Further, decisions DoD makes to increase quantities in a program do not necessarily correspond with the programs becoming ‘more efficient,” as Levine’s piece suggests. Decisions to increase quantities in an older program can be indicative of acquisition shortfalls in newer programs. Sometimes, DoD accompanies these quantity increases with new and often unproven capability additions and design changes that bypass key steps in the knowledge-based acquisition process. The Navy’s DDG 51 destroyer program offers an example of both of these dynamics. The Navy previously ended the DDG 51 program with the expectation that it would acquire new DDG 1000 ships. However, following DDG 1000 acquisition shortfalls, the Navy restarted DDG 51 ship construction and, more recently, has added significant new capabilities, which it has not yet fully demonstrated.

Also the article was off the mark in its comments about our assessment of sole source contracts and the extent to which five defense companies capture the bulk of the dollars. A competitive environment saves money. Our analysis this year sheds light on the state of that environment. This was the first time we conducted an analysis along these lines for our annual report so we could begin to bring attention to this issue. But a comparison to prior year’s reports wasn’t within our scope. 
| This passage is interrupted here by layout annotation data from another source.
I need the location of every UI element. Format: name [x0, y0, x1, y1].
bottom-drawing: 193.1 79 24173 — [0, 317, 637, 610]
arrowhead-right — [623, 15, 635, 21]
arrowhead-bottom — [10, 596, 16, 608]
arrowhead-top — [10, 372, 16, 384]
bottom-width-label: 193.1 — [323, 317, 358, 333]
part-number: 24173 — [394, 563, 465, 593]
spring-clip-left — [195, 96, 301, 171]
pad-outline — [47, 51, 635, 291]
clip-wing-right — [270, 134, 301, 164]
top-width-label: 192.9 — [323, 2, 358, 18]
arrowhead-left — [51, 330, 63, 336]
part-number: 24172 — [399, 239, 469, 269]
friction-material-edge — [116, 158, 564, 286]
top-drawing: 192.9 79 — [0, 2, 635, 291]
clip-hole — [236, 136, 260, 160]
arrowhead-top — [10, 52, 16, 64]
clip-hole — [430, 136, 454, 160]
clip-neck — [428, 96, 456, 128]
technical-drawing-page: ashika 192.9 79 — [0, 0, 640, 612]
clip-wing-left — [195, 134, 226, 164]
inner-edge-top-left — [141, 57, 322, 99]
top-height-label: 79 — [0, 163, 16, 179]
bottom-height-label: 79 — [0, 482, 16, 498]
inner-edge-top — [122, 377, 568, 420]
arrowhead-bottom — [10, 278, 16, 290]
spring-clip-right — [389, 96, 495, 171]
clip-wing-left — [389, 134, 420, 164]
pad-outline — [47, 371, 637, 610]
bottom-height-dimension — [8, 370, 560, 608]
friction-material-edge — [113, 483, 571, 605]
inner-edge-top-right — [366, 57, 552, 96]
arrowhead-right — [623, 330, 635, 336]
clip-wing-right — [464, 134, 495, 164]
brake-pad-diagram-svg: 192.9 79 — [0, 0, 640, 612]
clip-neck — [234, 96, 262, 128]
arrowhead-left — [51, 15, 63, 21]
Finally, Mr. Levine takes issue with our excluding DoD’s “middle-tier” acquisition programs from the report. While Congress required the department to develop guidance for middle-tier pathways in the National Defense Authorization Act for fiscal 2016, the Office of the Secretary of the Defense did not grant authority to the military departments to start middle-tier acquisition programs until April 2018. Our analysis—as it is each year—is based on the most recent available DoD Selected Acquisition Reports (SAR) to Congress, in this case dated December 2017. It is clear, then, that middle-tier programs did not have data from a comparable time frame, which is why we could not have incorporated these programs into our analysis this year.
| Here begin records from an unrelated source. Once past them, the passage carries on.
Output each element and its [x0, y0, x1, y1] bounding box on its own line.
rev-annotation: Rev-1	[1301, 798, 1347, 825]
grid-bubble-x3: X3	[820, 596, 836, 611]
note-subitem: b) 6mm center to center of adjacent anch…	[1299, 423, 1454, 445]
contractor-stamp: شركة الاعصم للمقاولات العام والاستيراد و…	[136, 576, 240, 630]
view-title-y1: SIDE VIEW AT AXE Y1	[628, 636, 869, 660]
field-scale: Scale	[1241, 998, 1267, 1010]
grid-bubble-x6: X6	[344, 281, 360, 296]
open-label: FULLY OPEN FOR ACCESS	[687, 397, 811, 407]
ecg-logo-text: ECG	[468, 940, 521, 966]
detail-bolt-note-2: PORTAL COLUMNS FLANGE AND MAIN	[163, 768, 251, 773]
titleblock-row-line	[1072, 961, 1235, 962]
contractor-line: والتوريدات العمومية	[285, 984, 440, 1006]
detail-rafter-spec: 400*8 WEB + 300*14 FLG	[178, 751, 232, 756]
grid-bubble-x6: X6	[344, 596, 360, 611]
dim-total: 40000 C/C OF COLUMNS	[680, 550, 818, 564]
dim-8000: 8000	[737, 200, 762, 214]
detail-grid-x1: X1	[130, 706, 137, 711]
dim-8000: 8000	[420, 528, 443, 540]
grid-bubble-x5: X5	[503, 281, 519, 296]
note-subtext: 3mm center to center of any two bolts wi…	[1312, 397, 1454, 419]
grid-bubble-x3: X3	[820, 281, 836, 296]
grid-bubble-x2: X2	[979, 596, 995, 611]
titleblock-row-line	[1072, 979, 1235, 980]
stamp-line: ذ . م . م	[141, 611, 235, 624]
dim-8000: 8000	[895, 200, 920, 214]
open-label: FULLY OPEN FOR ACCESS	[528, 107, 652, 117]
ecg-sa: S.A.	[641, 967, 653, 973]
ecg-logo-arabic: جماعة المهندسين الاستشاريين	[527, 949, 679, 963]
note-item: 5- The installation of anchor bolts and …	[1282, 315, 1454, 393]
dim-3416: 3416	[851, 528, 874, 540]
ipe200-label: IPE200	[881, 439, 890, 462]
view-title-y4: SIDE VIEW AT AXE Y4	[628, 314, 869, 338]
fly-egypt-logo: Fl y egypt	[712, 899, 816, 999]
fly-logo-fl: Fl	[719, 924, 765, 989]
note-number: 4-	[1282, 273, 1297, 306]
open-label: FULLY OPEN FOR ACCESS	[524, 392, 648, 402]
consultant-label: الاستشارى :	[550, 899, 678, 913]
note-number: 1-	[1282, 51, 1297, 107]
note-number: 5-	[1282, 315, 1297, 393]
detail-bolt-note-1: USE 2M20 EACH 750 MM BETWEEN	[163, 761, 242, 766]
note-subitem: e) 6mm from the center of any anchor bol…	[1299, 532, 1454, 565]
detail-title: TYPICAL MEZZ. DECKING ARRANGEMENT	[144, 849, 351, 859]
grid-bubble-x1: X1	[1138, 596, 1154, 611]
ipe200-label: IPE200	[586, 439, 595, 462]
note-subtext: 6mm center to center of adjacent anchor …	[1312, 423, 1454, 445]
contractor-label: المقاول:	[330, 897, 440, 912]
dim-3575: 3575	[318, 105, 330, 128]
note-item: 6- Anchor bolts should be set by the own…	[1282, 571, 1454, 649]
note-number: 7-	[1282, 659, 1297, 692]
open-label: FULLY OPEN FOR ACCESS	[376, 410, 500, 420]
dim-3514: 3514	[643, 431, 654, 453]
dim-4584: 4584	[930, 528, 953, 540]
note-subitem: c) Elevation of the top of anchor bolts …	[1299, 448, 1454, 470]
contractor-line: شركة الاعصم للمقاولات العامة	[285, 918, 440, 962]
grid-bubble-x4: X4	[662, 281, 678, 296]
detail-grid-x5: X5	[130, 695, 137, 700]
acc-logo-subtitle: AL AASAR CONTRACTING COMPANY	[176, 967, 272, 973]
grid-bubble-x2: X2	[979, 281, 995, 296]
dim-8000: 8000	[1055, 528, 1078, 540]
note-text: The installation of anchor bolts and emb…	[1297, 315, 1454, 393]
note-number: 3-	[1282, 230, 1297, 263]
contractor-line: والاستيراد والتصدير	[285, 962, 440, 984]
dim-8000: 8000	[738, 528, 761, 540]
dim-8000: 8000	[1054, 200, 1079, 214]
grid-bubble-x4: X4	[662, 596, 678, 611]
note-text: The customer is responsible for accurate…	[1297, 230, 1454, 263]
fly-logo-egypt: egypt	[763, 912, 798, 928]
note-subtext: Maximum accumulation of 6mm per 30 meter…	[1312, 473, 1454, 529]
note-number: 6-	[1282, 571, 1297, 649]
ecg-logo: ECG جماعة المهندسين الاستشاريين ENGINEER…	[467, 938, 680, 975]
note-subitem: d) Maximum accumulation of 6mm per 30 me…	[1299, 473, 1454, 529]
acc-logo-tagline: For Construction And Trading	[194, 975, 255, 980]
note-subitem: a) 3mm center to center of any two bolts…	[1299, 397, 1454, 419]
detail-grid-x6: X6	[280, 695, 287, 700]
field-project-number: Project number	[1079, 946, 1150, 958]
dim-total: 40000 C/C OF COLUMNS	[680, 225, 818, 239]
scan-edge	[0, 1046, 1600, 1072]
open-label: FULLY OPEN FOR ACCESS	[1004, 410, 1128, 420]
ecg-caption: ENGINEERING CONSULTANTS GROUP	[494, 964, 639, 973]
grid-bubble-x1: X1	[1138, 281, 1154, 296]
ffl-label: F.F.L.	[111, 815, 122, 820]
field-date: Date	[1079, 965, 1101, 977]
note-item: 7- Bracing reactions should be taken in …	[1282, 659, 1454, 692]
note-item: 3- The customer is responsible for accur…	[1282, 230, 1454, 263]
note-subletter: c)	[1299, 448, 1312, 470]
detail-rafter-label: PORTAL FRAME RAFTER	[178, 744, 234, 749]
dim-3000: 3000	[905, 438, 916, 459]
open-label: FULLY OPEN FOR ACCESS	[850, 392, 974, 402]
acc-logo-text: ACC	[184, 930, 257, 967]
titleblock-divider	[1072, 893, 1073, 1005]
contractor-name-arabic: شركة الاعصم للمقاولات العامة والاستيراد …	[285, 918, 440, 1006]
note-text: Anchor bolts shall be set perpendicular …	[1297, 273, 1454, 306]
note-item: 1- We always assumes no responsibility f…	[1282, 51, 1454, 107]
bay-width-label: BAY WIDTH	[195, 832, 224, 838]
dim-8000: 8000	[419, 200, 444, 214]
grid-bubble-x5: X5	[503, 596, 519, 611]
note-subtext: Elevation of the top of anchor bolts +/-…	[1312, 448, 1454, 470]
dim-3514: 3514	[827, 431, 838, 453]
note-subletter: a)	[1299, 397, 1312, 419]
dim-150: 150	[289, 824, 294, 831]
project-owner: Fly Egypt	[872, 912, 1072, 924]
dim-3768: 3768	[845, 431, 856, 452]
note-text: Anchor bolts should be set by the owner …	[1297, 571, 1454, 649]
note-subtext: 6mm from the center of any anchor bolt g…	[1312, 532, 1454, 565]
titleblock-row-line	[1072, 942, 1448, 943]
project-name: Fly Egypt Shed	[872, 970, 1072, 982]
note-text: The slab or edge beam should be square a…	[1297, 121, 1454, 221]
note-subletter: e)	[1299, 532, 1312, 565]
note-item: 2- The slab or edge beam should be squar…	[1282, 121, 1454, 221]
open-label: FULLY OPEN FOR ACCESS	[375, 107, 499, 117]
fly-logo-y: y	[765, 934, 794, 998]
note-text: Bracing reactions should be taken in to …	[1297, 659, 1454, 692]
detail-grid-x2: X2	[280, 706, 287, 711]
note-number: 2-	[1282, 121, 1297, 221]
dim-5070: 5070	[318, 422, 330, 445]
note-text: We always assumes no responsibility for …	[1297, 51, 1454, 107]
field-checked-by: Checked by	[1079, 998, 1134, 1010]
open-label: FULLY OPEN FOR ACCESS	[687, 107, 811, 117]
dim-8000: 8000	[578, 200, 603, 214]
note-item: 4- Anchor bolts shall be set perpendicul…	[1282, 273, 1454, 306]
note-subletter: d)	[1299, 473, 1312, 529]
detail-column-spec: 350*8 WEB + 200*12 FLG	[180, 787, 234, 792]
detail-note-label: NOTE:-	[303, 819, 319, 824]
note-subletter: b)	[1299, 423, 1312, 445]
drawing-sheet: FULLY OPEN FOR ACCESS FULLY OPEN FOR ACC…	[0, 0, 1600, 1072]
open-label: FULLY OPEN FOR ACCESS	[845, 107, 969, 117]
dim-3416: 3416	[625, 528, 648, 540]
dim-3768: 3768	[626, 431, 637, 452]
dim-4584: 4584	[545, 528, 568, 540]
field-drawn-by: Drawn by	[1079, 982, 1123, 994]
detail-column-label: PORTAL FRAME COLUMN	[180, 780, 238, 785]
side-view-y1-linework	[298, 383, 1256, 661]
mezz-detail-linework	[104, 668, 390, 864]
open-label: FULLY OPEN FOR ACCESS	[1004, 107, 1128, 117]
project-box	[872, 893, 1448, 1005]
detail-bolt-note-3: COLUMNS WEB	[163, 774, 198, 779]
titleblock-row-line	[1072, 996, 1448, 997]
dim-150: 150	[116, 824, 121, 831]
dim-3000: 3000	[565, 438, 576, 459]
Yet, the same week as Mr. Levine’s piece was published, we issued a report on DOD’s acquisition reform efforts. We recommended steps the Pentagon should take to ensure that performance of middle-tier programs is consistently measured going forward. DoD agreed with that and our other recommendations in the report. The concerns that we “may choose to exclude” middle-tier programs from future weapon systems assessments are completely unfounded. In fact, Congress has already asked us to assess middle-tier programs as part of our future annual assessments, and we plan to do so in our 2020 report. 

These are the facts and the facts are important. We stand by our work.